I am delighted for you! It is also good to hear that obs like him exist. I only wish he were mentoring a crew of young obs before he retires completely.
Well, it seems as if you have solved your own problem, but you illustrated the old saying that a healthy person is simply one who hasn't undergone enough testing. In point of fact, we have no evidence that nonstress testing or any kind of fetal surveillance testing improves outcomes--and it isn't benign. Like all screening tests (amniotic fluid volume, biophysical profile, oxytocin challenge testing, electronic fetal monitoring in labor), nonstress testing has a high false-positive rate, meaning the test says there is a problem when there really isn't. No one, though, is going to sit tight when a test shows the baby might be in trouble, so these tests lead to unnecessary labor inductions and cesarean surgeries, and in the case of electronic fetal monitoring, unnecessary cesarean surgeries and instrumental vaginal deliveries.

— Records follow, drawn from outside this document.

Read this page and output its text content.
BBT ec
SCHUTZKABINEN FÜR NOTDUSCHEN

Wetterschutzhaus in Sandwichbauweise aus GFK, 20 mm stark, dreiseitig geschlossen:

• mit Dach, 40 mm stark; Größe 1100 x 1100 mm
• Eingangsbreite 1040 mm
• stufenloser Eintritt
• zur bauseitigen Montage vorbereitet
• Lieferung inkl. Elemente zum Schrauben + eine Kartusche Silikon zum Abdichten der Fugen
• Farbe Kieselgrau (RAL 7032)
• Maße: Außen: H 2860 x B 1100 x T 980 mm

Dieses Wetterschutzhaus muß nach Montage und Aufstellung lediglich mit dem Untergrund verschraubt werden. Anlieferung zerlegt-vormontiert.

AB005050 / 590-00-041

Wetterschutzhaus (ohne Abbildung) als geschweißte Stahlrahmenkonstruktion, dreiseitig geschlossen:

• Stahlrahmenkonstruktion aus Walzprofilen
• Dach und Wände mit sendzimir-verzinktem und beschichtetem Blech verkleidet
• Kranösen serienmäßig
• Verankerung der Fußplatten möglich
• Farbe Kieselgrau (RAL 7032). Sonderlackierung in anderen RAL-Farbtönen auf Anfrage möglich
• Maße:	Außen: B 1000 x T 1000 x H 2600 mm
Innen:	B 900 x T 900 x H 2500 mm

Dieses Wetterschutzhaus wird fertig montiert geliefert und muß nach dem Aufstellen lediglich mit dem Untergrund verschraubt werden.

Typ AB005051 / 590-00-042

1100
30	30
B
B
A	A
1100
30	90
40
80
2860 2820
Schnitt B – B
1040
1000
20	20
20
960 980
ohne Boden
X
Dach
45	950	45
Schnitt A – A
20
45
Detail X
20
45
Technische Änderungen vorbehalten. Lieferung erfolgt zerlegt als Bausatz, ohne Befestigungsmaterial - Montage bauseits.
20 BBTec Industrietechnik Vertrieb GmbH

Even with a true positive, the tests can do more harm than good. Thinking about it logically, if the test says "here is a baby who might have less tolerance for labor," does it make sense to stress the baby with the rigors of an induced labor, which usually involves stronger contractions over a longer period of time than with normal labor and without the protective cushion of amniotic fluid? And if the baby is really in serious trouble, the cause is often one that will not be helped by a rescue delivery, although, of course, one would have to try. Unfortunately, too, newborn outcomes reinforce the use of surveillance testing whether the baby is in good or poor condition at delivery. The ob says (and believes), "Thank God we got the baby out in time! Who knows what might have happened if we had waited."
Please let us know how everything goes.